Sunday Morning Balcony Prayers

photograph (c) Katherine Brown*

Sunday mornings when I can, when there is time between staff’s pre-worship meeting and worship itself, when there is no class to teach or other meeting between, I go up to the balcony and I sit in the highest, farthest-back pew, and I look out past the rows in front of me, and the balcony rail, over the sanctuary below, and I pray.

Sometimes my prayers are worded. A list of names, of needs, of thanks. A petition that there will indeed be worship in this place, and that I may know it. Sometimes my prayers are wordless. A deliberate setting aside, an attempt at stilling myself, to this particular present, this particular place. The cream-white walls of the sanctuary; the shallow curve of the ceiling; the stained glass in the far front wall.

Sunday morning balcony prayers.

In the chancel below, the choir rehearses to piano accompaniment. The head usher refills the oil in the tall candlesticks set on the altar. Someone else maneuvers a long pole to open the high-up shutters on slender side windows. Now the sanctuary is less shadowy, more light. In the balcony, the AV team opens the console and begins setting up.

I am in the highest, farthest-back balcony pew, slightly apart from all the preparation that continues apace, looking for stillness in the pen on the page. The piano drops out and I pause my pen to listen. The choir sings, ‘Here I am to bow down. Here I am to worship.’ Hear the harmony, giving the melody line richness and depth. Think of all the parts that move, the parts in which we move. Move towards one another, towards that which is other entirely.

I sit and I listen and look straight ahead. The far wall seems to recede as I stare at it, growing slightly smaller and more distant … and the space between, the sanctuary itself, grows bigger, as if it could hold the world. As if it does.
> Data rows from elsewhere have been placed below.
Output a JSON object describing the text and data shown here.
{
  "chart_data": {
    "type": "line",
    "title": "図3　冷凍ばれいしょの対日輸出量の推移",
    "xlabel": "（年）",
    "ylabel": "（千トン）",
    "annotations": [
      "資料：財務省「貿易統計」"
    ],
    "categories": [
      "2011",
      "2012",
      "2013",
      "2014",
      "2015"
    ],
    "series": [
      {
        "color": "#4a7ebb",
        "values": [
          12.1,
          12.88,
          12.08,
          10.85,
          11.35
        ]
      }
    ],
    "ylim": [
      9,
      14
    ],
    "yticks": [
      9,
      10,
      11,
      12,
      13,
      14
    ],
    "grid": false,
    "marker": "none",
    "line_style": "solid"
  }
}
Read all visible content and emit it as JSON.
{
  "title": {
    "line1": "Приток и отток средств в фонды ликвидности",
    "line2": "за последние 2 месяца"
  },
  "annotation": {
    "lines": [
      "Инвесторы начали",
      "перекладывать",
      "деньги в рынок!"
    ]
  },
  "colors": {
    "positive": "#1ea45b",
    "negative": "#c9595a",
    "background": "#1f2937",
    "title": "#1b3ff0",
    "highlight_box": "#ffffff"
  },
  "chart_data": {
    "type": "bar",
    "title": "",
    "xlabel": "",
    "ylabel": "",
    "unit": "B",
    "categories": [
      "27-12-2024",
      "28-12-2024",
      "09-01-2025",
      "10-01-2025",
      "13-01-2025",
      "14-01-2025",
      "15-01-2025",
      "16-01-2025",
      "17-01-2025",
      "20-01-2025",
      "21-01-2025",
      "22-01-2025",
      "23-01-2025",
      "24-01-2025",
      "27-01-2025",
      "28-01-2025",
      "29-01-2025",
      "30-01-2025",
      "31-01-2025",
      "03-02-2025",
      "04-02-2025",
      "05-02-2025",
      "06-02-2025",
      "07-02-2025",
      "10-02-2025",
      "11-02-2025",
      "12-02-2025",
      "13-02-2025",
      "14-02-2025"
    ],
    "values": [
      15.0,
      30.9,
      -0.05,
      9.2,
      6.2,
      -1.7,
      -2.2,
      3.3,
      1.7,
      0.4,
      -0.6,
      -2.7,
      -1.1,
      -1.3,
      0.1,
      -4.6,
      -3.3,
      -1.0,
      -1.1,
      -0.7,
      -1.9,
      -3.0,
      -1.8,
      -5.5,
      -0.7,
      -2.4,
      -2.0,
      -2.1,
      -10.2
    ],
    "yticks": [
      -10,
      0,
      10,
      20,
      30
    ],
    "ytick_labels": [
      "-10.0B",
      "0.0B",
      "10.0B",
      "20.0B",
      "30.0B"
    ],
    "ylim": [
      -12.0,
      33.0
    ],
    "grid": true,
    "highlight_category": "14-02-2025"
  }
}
I think of other spaces, other sanctuaries. Flying my bike down the hill and along the nearby line park. The trail curving with the creek and between the trees which stretch so tall, their green canopy a sanctuary ceiling above. Joy in this flight, this path, this place. The amber-watered creek. The marshaled trees. The blue sky. Others also ride and walk; they push strollers and hold leashes, and their presence is part of my gladness. Crows caw roughly and robins chirrup frantically and that loud, clear-water warble is the song of the tiny wren. We are all here; here is all of ours. Life not as possession but as participation, membership, movement.

Back to the balcony. No seraphim-sung Holy, Holy, Holy (Revelation 4:8). People’s voices, here on earth; human bodies moving. Choir now rehearsed. A choir member waves to me (I am apart but not invisible!). The AV team runs mic check. All of these strands being gathered together. Woven into worship. Here. In other churches, other places. None of this mine. All of this ours as we are invited in. Members in the movement and the music.

Lay my pen down. Close the book and fold my hands in my lap and be. Be spun. To be woven again into the whole.

*I waited to take the picture until the path was clear of walkers, bicycles, and chipmunks.

3 thoughts on “Sunday Morning Balcony Prayers

  1. Hello, Katherine, This is beautiful, and I find myself thinking – YES! I’ve done that, too!! I’ve had so many opportunities to sit and commune with the stained glass window scenes and their meanings, including through our Covid period. I’d go to church once every week to water plants, and in the silence of that era would appreciate the gentle elegance of our Sanctuary. It’s a sanctuary, for sure, and is a comforting place to be. You express these lovely, meaningful reflections so sensitively. THANK YOU!!!!!!!!

    I hope your Girls and your Man are all well!!! Happy new week ahead!!!!!!! Fond wishes, Rebecca

    Like

    1. Thank you for reply, Rebecca. Your sharing own experience of sanctuary in ‘the sanctuary’ connects to my thought that this is shared place, shared experience — and that the share in (of?) it is part of the point. That sanctuary — whether in the church or along Sligo Creek, or taking an early morning walk through the neighborhood (others walking, including dogs of varying sizes; work crew tearing shingles off a roof; road crew beginning to assemble — does not belong to us, although we may belong to it!